Similarly, January through May of 2020 saw a 29% decrease in coal exports from the previous year. Due to both declining exports and declining electricity generation, the U.S. Energy Information Administration is forecasting a 29% decline in coal production through 2020, with some degree of rebound expected in 2021.

Renewable energy and coal’s decline

One of the brighter spots in the data from the past few months is that renewable energy has surpassed coal in national electricity production (the EIA includes hydroelectricity in the definition of renewable energy in that figure). While this change was likely to happen anyway, the pandemic has accelerated that transition. In the month of May, electric generation from renewables without hydro was about 94% of coal-fired generation, making it seem like renewables without the use of hydro will surpass coal very soon.

Electricity generation by source: Graph and content from EIA July 2020 Monthly Energy report pg 128


Coal production has been moving downward for decades now, but the pressure on the industry has been particularly intense the past few years. There was already a growing list of coal bankruptcies prior to the pandemic, with the Rhino bankruptcy being the latest. COVID-19 is accelerating that decline, and while some of its impacts are probably temporary, it is likely that much of the decline will be permanent. This will leave already-shortchanged coalfield communities even less money to deal with decades of damage to people’s health and the environment.

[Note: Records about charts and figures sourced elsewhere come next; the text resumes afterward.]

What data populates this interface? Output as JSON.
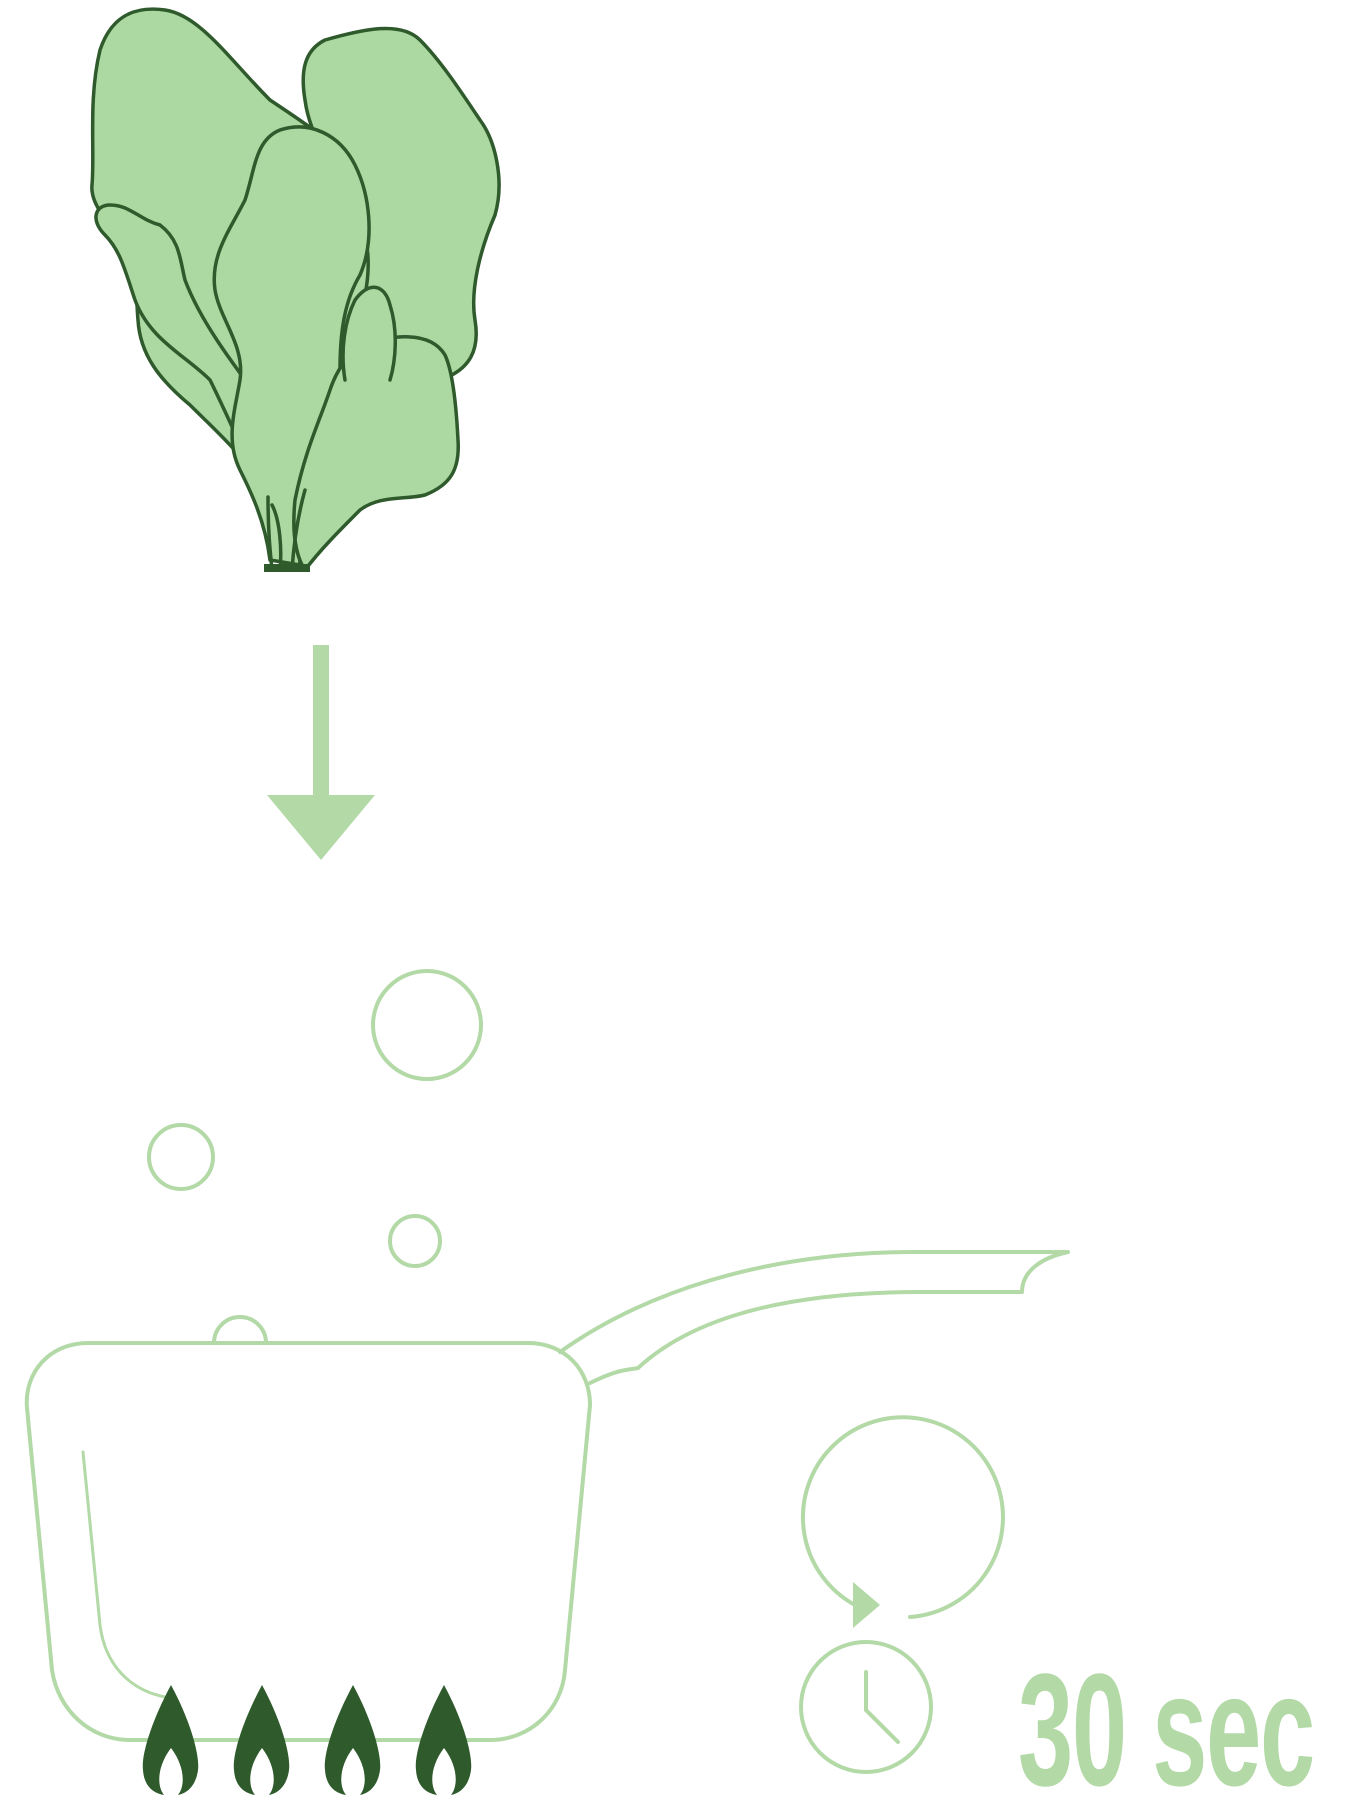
{
  "timer": {
    "label": "30 sec",
    "icon": "stopwatch-icon"
  },
  "illustration": {
    "ingredient_icon": "spinach-icon",
    "direction_icon": "arrow-down-icon",
    "vessel_icon": "saucepan-icon",
    "heat_icon": "flame-icon",
    "flame_count": 4,
    "bubble_icon": "bubble-icon"
  },
  "colors": {
    "light_green": "#b2d9a6",
    "leaf_fill": "#acd8a2",
    "dark_green": "#2e5a2c"
  }
}
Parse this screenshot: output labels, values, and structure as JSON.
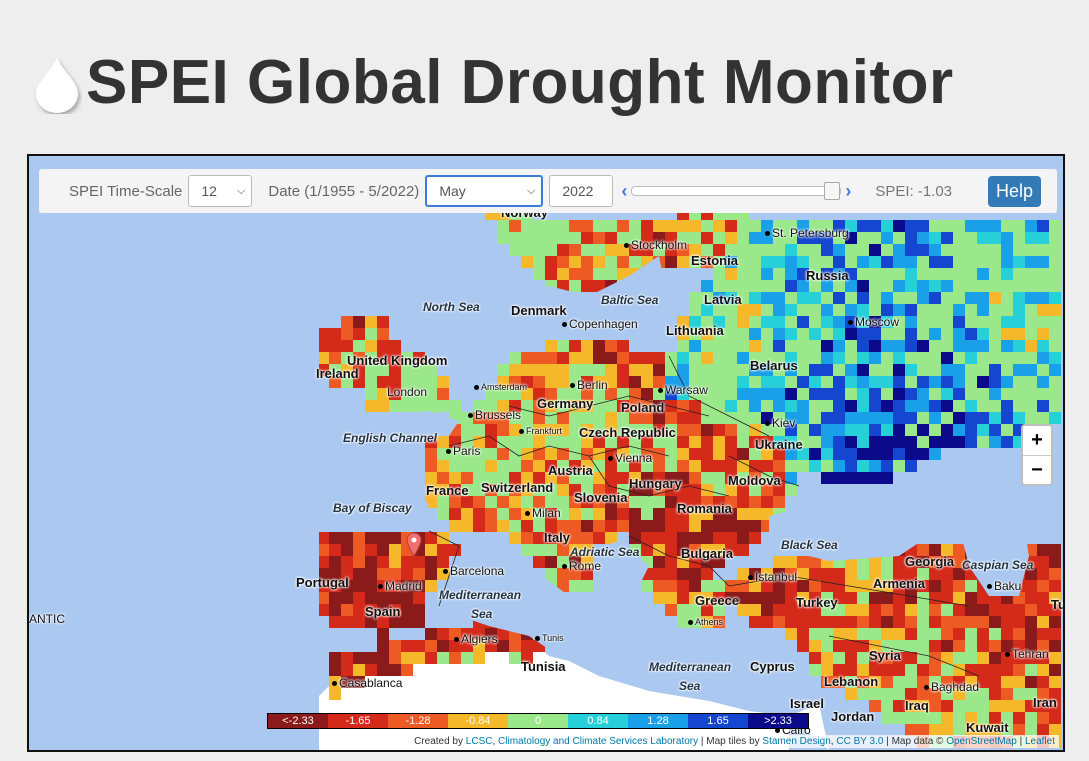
{
  "title": "SPEI Global Drought Monitor",
  "controls": {
    "timescale_label": "SPEI Time-Scale",
    "timescale_value": "12",
    "date_label": "Date (1/1955 - 5/2022)",
    "month_value": "May",
    "year_value": "2022",
    "prev_icon": "chevron-left-icon",
    "next_icon": "chevron-right-icon",
    "slider_fraction": 1.0,
    "spei_text": "SPEI: -1.03",
    "help_label": "Help"
  },
  "zoom": {
    "in_label": "+",
    "out_label": "−"
  },
  "legend": [
    {
      "label": "<-2.33",
      "color": "#8b1a1a"
    },
    {
      "label": "-1.65",
      "color": "#d42a1a"
    },
    {
      "label": "-1.28",
      "color": "#ee5a24"
    },
    {
      "label": "-0.84",
      "color": "#f6b82b"
    },
    {
      "label": "0",
      "color": "#9ae88a"
    },
    {
      "label": "0.84",
      "color": "#27d0d8"
    },
    {
      "label": "1.28",
      "color": "#1aa0e8"
    },
    {
      "label": "1.65",
      "color": "#1446d0"
    },
    {
      "label": ">2.33",
      "color": "#0a0a8a"
    }
  ],
  "attribution": {
    "prefix": "Created by ",
    "lcsc": "LCSC",
    "sep1": ", ",
    "lab": "Climatology and Climate Services Laboratory",
    "tiles": " | Map tiles by ",
    "stamen": "Stamen Design",
    "sep2": ", ",
    "cc": "CC BY 3.0",
    "mapdata": " | Map data © ",
    "osm": "OpenStreetMap",
    "sep3": " | ",
    "leaflet": "Leaflet"
  },
  "map_labels": {
    "norway": "Norway",
    "stockholm": "Stockholm",
    "stpetersburg": "St. Petersburg",
    "estonia": "Estonia",
    "russia": "Russia",
    "northsea": "North Sea",
    "denmark": "Denmark",
    "balticsea": "Baltic Sea",
    "latvia": "Latvia",
    "copenhagen": "Copenhagen",
    "lithuania": "Lithuania",
    "moscow": "Moscow",
    "uk": "United Kingdom",
    "ireland": "Ireland",
    "belarus": "Belarus",
    "amsterdam": "Amsterdam",
    "berlin": "Berlin",
    "warsaw": "Warsaw",
    "london": "London",
    "germany": "Germany",
    "poland": "Poland",
    "brussels": "Brussels",
    "kiev": "Kiev",
    "englishchannel": "English Channel",
    "frankfurt": "Frankfurt",
    "czech": "Czech Republic",
    "ukraine": "Ukraine",
    "paris": "Paris",
    "vienna": "Vienna",
    "austria": "Austria",
    "hungary": "Hungary",
    "moldova": "Moldova",
    "france": "France",
    "switzerland": "Switzerland",
    "slovenia": "Slovenia",
    "bayofbiscay": "Bay of Biscay",
    "milan": "Milan",
    "romania": "Romania",
    "italy": "Italy",
    "blacksea": "Black Sea",
    "adriaticsea": "Adriatic Sea",
    "bulgaria": "Bulgaria",
    "georgia": "Georgia",
    "caspiansea": "Caspian Sea",
    "portugal": "Portugal",
    "barcelona": "Barcelona",
    "rome": "Rome",
    "istanbul": "Istanbul",
    "madrid": "Madrid",
    "armenia": "Armenia",
    "baku": "Baku",
    "mediterranean1": "Mediterranean",
    "sea1": "Sea",
    "greece": "Greece",
    "turkey": "Turkey",
    "spain": "Spain",
    "atlantic": "ANTIC",
    "athens": "Athens",
    "algiers": "Algiers",
    "tunis": "Tunis",
    "tu": "Tu",
    "syria": "Syria",
    "tehran": "Tehran",
    "tunisia": "Tunisia",
    "mediterranean2": "Mediterranean",
    "cyprus": "Cyprus",
    "lebanon": "Lebanon",
    "casablanca": "Casablanca",
    "sea2": "Sea",
    "baghdad": "Baghdad",
    "israel": "Israel",
    "iran": "Iran",
    "iraq": "Iraq",
    "jordan": "Jordan",
    "cairo": "Cairo",
    "kuwait": "Kuwait"
  },
  "colors": {
    "water": "#aac8f0",
    "land_blank": "#ffffff",
    "accent": "#337ab7",
    "marker": "#f07070"
  }
}
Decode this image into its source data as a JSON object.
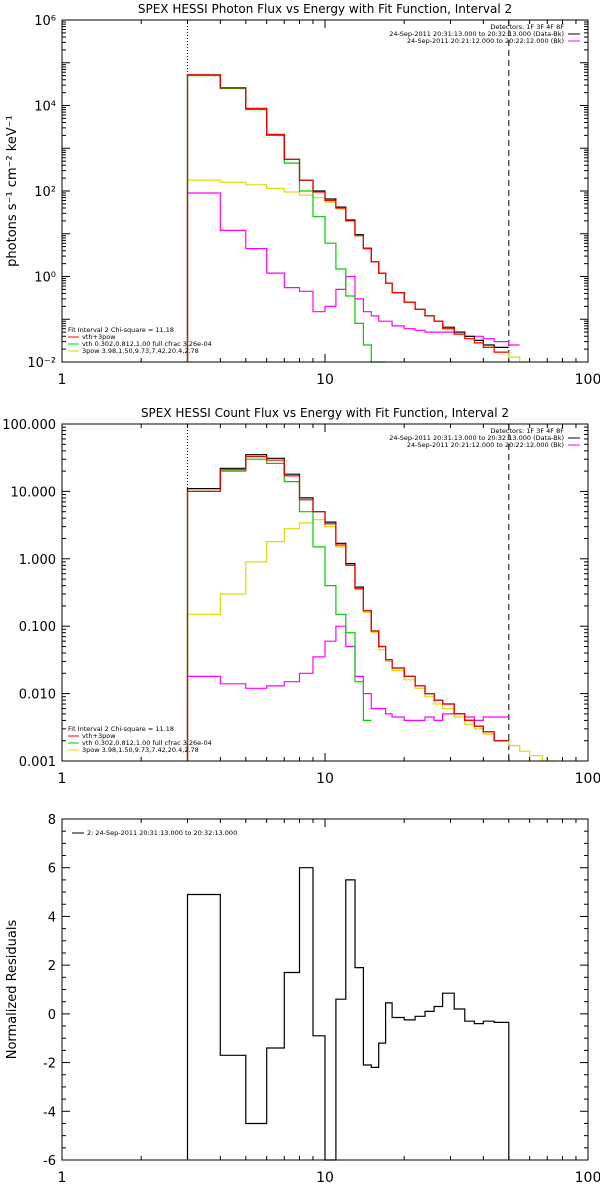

This underscores the importance of making sure the bad actors behind the region’s negligent coal companies, like former Blackjewel CEO Jeff Hoops, are held accountable for fixing their share of the problems that they created. It is clearer than ever that communities in Central Appalachia can no longer count on a coal-based economy to help pay for their share of AML cleanup or supply the tax revenue to support local schools. Despite promises from some national and regional politicians that coal will return, the need for a new path forward is clear. And local, regional and even national networks of coal-impacted communities are putting forward their plans for the future. Coal is declining, but the industry doesn’t have to take the region down with it.